- Malegaon Budruk Location in Maharashtra, India Malegaon Budruk Malegaon Budruk (India)
- Coordinates: 18°07′56″N 74°27′48″E﻿ / ﻿18.1322983°N 74.4633902°E
- Country: India
- State: Maharashtra
- District: Pune
- Tehsil: Baramati

Government
- • Type: Panchayati Raj
- • Body: Nagar panchayat

Area
- • Total: 1,854.47 ha (4,582.50 acres)

Population (2011)
- • Total: 21,284
- • Density: 1,100/km^{2} (3,000/sq mi)
- Sex ratio 132 /127 ♂/♀

Languages
- • Official: Marathi
- • Other spoken: Hindi
- Time zone: UTC+5:30 (IST)
- Pin code: 413115
- Telephone code: 02112
- ISO 3166 code: IN-MH
- Vehicle registration: MH-42
- Website: malegaonnp.org

= Malegaon Budruk =

Village in Maharashtra

Malegaon Budruk is a town and nagar panchayat in India, situated in Baramati taluka of Pune district in the state of Maharashtra. Formerly a Gram Panchayat, it was newly established as a Nagar Panchayat on 30th March 2021. This Nagar Panchayat is situated just 5 km from Baramati and approximately 80 km from Pune city. According to the 2011 Census, Malegaon Budruk has a population of 21,284. The town spans a geographical area of 1,854.47 hectares, comprising agricultural, residential, industrial, and educational zones.

==Administration==
The town is administrated by a President, an elected representative who leads a nagar panchayat.

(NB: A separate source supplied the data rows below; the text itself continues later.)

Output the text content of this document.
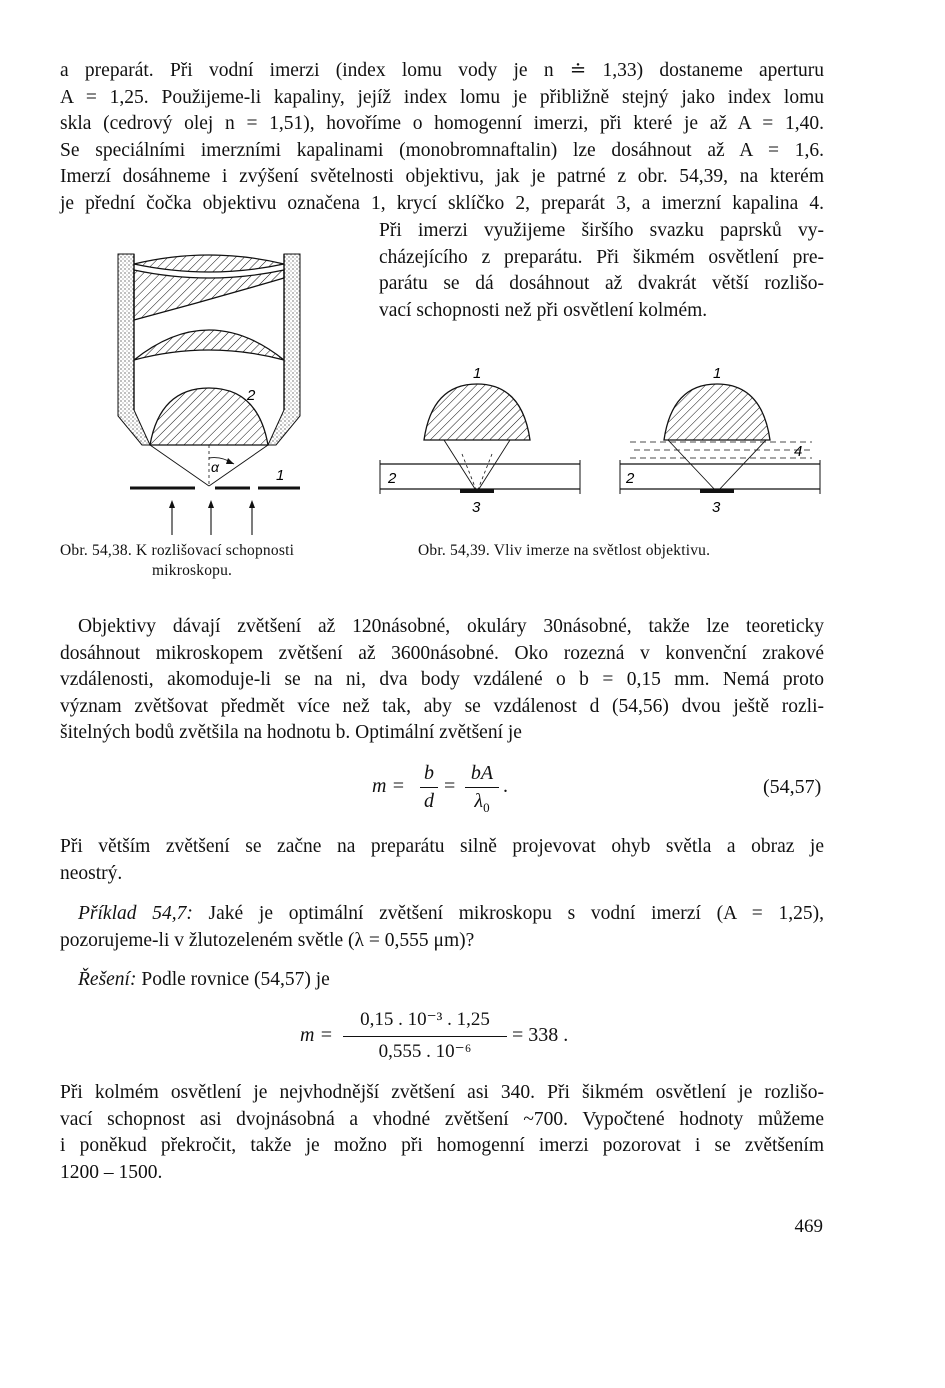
a preparát. Při vodní imerzi (index lomu vody je n ≐ 1,33) dostaneme aperturu
A = 1,25. Použijeme-li kapaliny, jejíž index lomu je přibližně stejný jako index lomu
skla (cedrový olej n = 1,51), hovoříme o homogenní imerzi, při které je až A = 1,40.
Se speciálními imerzními kapalinami (monobromnaftalin) lze dosáhnout až A = 1,6.
Imerzí dosáhneme i zvýšení světelnosti objektivu, jak je patrné z obr. 54,39, na kterém
je přední čočka objektivu označena 1, krycí sklíčko 2, preparát 3, a imerzní kapalina 4.
Při imerzi využijeme širšího svazku paprsků vy-
cházejícího z preparátu. Při šikmém osvětlení pre-
parátu se dá dosáhnout až dvakrát větší rozlišo-
vací schopnosti než při osvětlení kolmém.
2
α	1
1
2
3
1
2
3
4
Obr. 54,38. K rozlišovací schopnosti
mikroskopu.
Obr. 54,39. Vliv imerze na světlost objektivu.
Objektivy dávají zvětšení až 120násobné, okuláry 30násobné, takže lze teoreticky
dosáhnout mikroskopem zvětšení až 3600násobné. Oko rozezná v konvenční zrakové
vzdálenosti, akomoduje-li se na ni, dva body vzdálené o b = 0,15 mm. Nemá proto
význam zvětšovat předmět více než tak, aby se vzdálenost d (54,56) dvou ještě rozli-
šitelných bodů zvětšila na hodnotu b. Optimální zvětšení je
m =
b
d
=
bA
$\lambda_0$
.	(54,57)
Při větším zvětšení se začne na preparátu silně projevovat ohyb světla a obraz je
neostrý.
Příklad 54,7: Jaké je optimální zvětšení mikroskopu s vodní imerzí (A = 1,25),
pozorujeme-li v žlutozeleném světle (λ = 0,555 μm)?
Řešení: Podle rovnice (54,57) je
m =
0,15 . 10⁻³ . 1,25
0,555 . 10⁻⁶
= 338 .
Při kolmém osvětlení je nejvhodnější zvětšení asi 340. Při šikmém osvětlení je rozlišo-
vací schopnost asi dvojnásobná a vhodné zvětšení ~700. Vypočtené hodnoty můžeme
i poněkud překročit, takže je možno při homogenní imerzi pozorovat i se zvětšením
1200 – 1500.
469
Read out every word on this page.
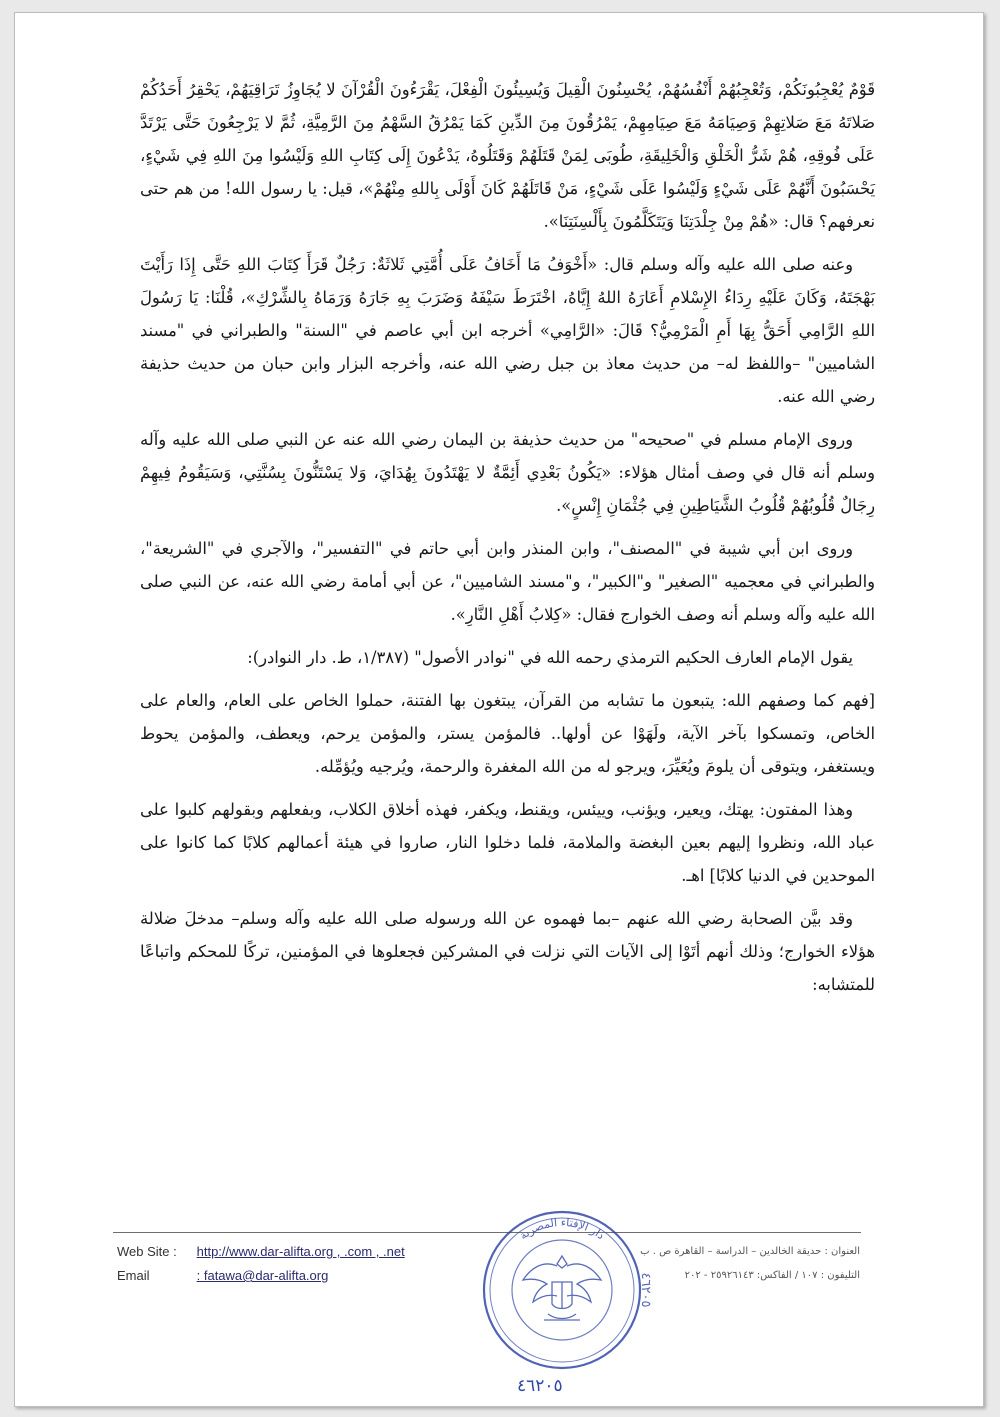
قَوْمٌ يُعْجِبُونَكُمْ، وَتُعْجِبُهُمْ أَنْفُسُهُمْ، يُحْسِنُونَ الْقِيلَ وَيُسِيئُونَ الْفِعْلَ، يَقْرَءُونَ الْقُرْآنَ لا يُجَاوِزُ تَرَاقِيَهُمْ، يَحْقِرُ أَحَدُكُمْ صَلاتَهُ مَعَ صَلاتِهِمْ وَصِيَامَهُ مَعَ صِيَامِهِمْ، يَمْرُقُونَ مِنَ الدِّينِ كَمَا يَمْرُقُ السَّهْمُ مِنَ الرَّمِيَّةِ، ثُمَّ لا يَرْجِعُونَ حَتَّى يَرْتَدَّ عَلَى فُوقِهِ، هُمْ شَرُّ الْخَلْقِ وَالْخَلِيقَةِ، طُوبَى لِمَنْ قَتَلَهُمْ وَقَتَلُوهُ، يَدْعُونَ إِلَى كِتَابِ اللهِ وَلَيْسُوا مِنَ اللهِ فِي شَيْءٍ، يَحْسَبُونَ أَنَّهُمْ عَلَى شَيْءٍ وَلَيْسُوا عَلَى شَيْءٍ، مَنْ قَاتَلَهُمْ كَانَ أَوْلَى بِاللهِ مِنْهُمْ»، قيل: يا رسول الله! من هم حتى نعرفهم؟ قال: «هُمْ مِنْ جِلْدَتِنَا وَيَتَكَلَّمُونَ بِأَلْسِنَتِنَا».

وعنه صلى الله عليه وآله وسلم قال: «أَخْوَفُ مَا أَخَافُ عَلَى أُمَّتِي ثَلاثَةٌ: رَجُلٌ قَرَأَ كِتَابَ اللهِ حَتَّى إِذَا رَأَيْتَ بَهْجَتَهُ، وَكَانَ عَلَيْهِ رِدَاءُ الإِسْلامِ أَعَارَهُ اللهُ إِيَّاهُ، اخْتَرَطَ سَيْفَهُ وَضَرَبَ بِهِ جَارَهُ وَرَمَاهُ بِالشِّرْكِ»، قُلْنَا: يَا رَسُولَ اللهِ الرَّامِي أَحَقُّ بِهَا أَمِ الْمَرْمِيُّ؟ قَالَ: «الرَّامِي» أخرجه ابن أبي عاصم في "السنة" والطبراني في "مسند الشاميين" –واللفظ له– من حديث معاذ بن جبل رضي الله عنه، وأخرجه البزار وابن حبان من حديث حذيفة رضي الله عنه.

وروى الإمام مسلم في "صحيحه" من حديث حذيفة بن اليمان رضي الله عنه عن النبي صلى الله عليه وآله وسلم أنه قال في وصف أمثال هؤلاء: «يَكُونُ بَعْدِي أَئِمَّةٌ لا يَهْتَدُونَ بِهُدَايَ، وَلا يَسْتَنُّونَ بِسُنَّتِي، وَسَيَقُومُ فِيهِمْ رِجَالٌ قُلُوبُهُمْ قُلُوبُ الشَّيَاطِينِ فِي جُثْمَانِ إِنْسٍ».

وروى ابن أبي شيبة في "المصنف"، وابن المنذر وابن أبي حاتم في "التفسير"، والآجري في "الشريعة"، والطبراني في معجميه "الصغير" و"الكبير"، و"مسند الشاميين"، عن أبي أمامة رضي الله عنه، عن النبي صلى الله عليه وآله وسلم أنه وصف الخوارج فقال: «كِلابُ أَهْلِ النَّارِ».

يقول الإمام العارف الحكيم الترمذي رحمه الله في "نوادر الأصول" (١/٣٨٧، ط. دار النوادر):

[فهم كما وصفهم الله: يتبعون ما تشابه من القرآن، يبتغون بها الفتنة، حملوا الخاص على العام، والعام على الخاص، وتمسكوا بآخر الآية، ولَهَوْا عن أولها.. فالمؤمن يستر، والمؤمن يرحم، ويعطف، والمؤمن يحوط ويستغفر، ويتوقى أن يلومَ ويُعَيِّرَ، ويرجو له من الله المغفرة والرحمة، ويُرجيه ويُؤمِّله.

وهذا المفتون: يهتك، ويعير، ويؤنب، وييئس، ويقنط، ويكفر، فهذه أخلاق الكلاب، وبفعلهم وبقولهم كلبوا على عباد الله، ونظروا إليهم بعين البغضة والملامة، فلما دخلوا النار، صاروا في هيئة أعمالهم كلابًا كما كانوا على الموحدين في الدنيا كلابًا] اهـ.

وقد بيَّن الصحابة رضي الله عنهم –بما فهموه عن الله ورسوله صلى الله عليه وآله وسلم– مدخلَ ضلالة هؤلاء الخوارج؛ وذلك أنهم أتَوْا إلى الآيات التي نزلت في المشركين فجعلوها في المؤمنين، تركًا للمحكم واتباعًا للمتشابه:

Web Site : http://www.dar-alifta.org , .com , .net
Email	: fatawa@dar-alifta.org
العنوان : حديقة الخالدين – الدراسة – القاهرة ص . ب
التليفون : ١٠٧ / الفاكس: ٢٥٩٢٦١٤٣ - ٢٠٢
دار الإفتاء المصرية
٤٦٢٠٥
٤٦٢٠٥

At the time of the 2011 Census of India, the nagar panchayat was the headquarters for the eponymous gram panchayat, which also governed the villages of Malegaon Khurd and Pimpari.

==Demographics==
According to the 2011 Census, Malegaon Budruk has a population of 21,284. The town spans a geographical area of 1,854.47 hectares, comprising agricultural, residential, industrial, and educational zones.

==Air travel connectivity==
The closest airport to the village is Pune Airport.